(Bloomberg) -- Argentina said it is negotiating a stand-by credit arrangement with the International Monetary Fund that may take six weeks to finalize as the central bank announced it activated a contingency line with the Bank for International Settlements.
Treasury Minister Nicolas Dujovne met with the Fund’s Western Hemisphere chief, Alejandro Werner, on Wednesday in Washington in order to begin negotiations that may last more than a month, his press office said. The government believes it can secure the credit at an interest rate of about 4 percent, Finance Minister Luis Caputo said on TN television late Wednesday.
“Argentina will ask for a high-access stand-by agreement,” the Treasury Ministry said in a statement. “The technical teams are currently exchanging information. This process usually takes about six weeks.”
Dujovne will sit down with IMF Managing Director Christine Lagarde on Thursday, the Fund’s press office confirmed in a separate statement that didn’t include details on talks. Dujovne will also meet with U.S. Treasury Undersecretary David Malpass.
The IMF had no immediate comment on the Argentine statement.
Argentina is said to be seeking $30 billion from the IMF to calm markets that have been pummeled by concern inflation is accelerating as government expenditures balloon. The selloff spread from the currency to bonds, where yields have surged, and the stock market, which has lost more than 20 percent of its value in the past few months.
After another day of losses in the currency market, the central bank announced Wednesday evening that it took a line of credit with the BIS for $2 billion to strengthen its reserves position.
Lagarde praised the Argentine government’s economic program during a visit in March, Finance Minister Caputo said Wednesday night, a signal that Argentina will be able to negotiate from a strong position and that there are likely to be few demands from the Fund. Argentina will have “flexible” use of any credit, which is a “preventative” step ahead of any global crisis, he said.
“There is some uncertainty about how markets will behave in the next few months,” Caputo said. “What are we doing is removing that uncertainty. We are providing peace and certainty.”
Claudio Loser, founding member and director of Centennial Group Latin America and a former head of the IMF’s Western Hemisphere department, said news of negotiations for a stand-by agreement suggest tougher talks lie ahead.
"The IMF gave the government a small reality shock, saying, look, you’ll need to fix things before we can lend you money," he said. “I expect now that the IMF will demand some structural changes, perhaps beyond the macro. They’re basically saying: What you have isn’t enough, the changes you made to the fiscal deficit targets Friday weren’t enough."
On Tuesday, Dujovne said the country was looking to "have a preventative line of credit" with the IMF, which is different from a stand-by arrangement.
According to the IMF’s website, a stand-by arrangement “allows the Fund to respond quickly to countries’ external financing needs, and to support policies designed to help them emerge from crisis and restore sustainable growth.”
A stand-by arrangement is the fund’s most commonly used loan for countries in debt distress.

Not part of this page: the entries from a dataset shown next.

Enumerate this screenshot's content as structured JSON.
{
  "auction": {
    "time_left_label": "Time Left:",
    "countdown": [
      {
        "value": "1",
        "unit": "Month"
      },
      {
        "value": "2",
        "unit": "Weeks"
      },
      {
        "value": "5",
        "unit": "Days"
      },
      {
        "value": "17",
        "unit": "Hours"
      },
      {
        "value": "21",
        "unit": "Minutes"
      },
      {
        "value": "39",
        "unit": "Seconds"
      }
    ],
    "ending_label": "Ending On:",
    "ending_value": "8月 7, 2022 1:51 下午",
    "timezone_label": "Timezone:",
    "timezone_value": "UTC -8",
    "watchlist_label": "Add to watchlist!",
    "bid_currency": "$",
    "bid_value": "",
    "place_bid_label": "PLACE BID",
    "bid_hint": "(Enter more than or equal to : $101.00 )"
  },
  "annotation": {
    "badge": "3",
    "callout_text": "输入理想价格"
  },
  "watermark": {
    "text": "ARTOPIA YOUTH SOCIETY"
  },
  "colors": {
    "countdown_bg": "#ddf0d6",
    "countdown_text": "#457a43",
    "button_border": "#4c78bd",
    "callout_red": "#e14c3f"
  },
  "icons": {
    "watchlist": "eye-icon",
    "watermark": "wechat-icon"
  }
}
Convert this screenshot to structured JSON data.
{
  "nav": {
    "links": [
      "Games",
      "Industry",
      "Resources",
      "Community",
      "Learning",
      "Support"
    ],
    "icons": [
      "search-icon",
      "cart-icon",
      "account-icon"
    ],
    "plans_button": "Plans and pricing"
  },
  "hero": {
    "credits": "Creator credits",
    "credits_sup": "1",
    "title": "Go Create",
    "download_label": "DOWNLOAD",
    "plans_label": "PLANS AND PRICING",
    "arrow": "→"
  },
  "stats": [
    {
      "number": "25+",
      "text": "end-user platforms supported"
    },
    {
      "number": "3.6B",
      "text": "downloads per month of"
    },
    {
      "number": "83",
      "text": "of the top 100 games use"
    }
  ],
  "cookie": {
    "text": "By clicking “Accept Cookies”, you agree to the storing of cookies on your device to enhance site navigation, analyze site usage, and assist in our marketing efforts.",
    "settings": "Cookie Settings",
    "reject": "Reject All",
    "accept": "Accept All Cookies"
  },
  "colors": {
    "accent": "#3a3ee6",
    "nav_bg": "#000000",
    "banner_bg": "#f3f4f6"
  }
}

It carries tougher conditions than precautionary credit lines such as the one Mexico secured for use in an emergency. Under a stand-by arrangement, Argentina will face regular reviews of its economic policies, and loan tranches will only be disbursed once the fund is satisfied progress is being made.
The peso fell 1 percent to 22.69 per dollar to close in Buenos Aires on Wednesday, extending the currency’s decline to 18 percent this year. The yield on the century bond rose to a record high.
“Now you have to start using all your firepower, with anything you have available," said Marcos Buscaglia, partner from Alberdi Partners, an economic and political consulting firm in Buenos Aires referring to the combination of IMF financing and BIS credit. “You wanna remove any fear.”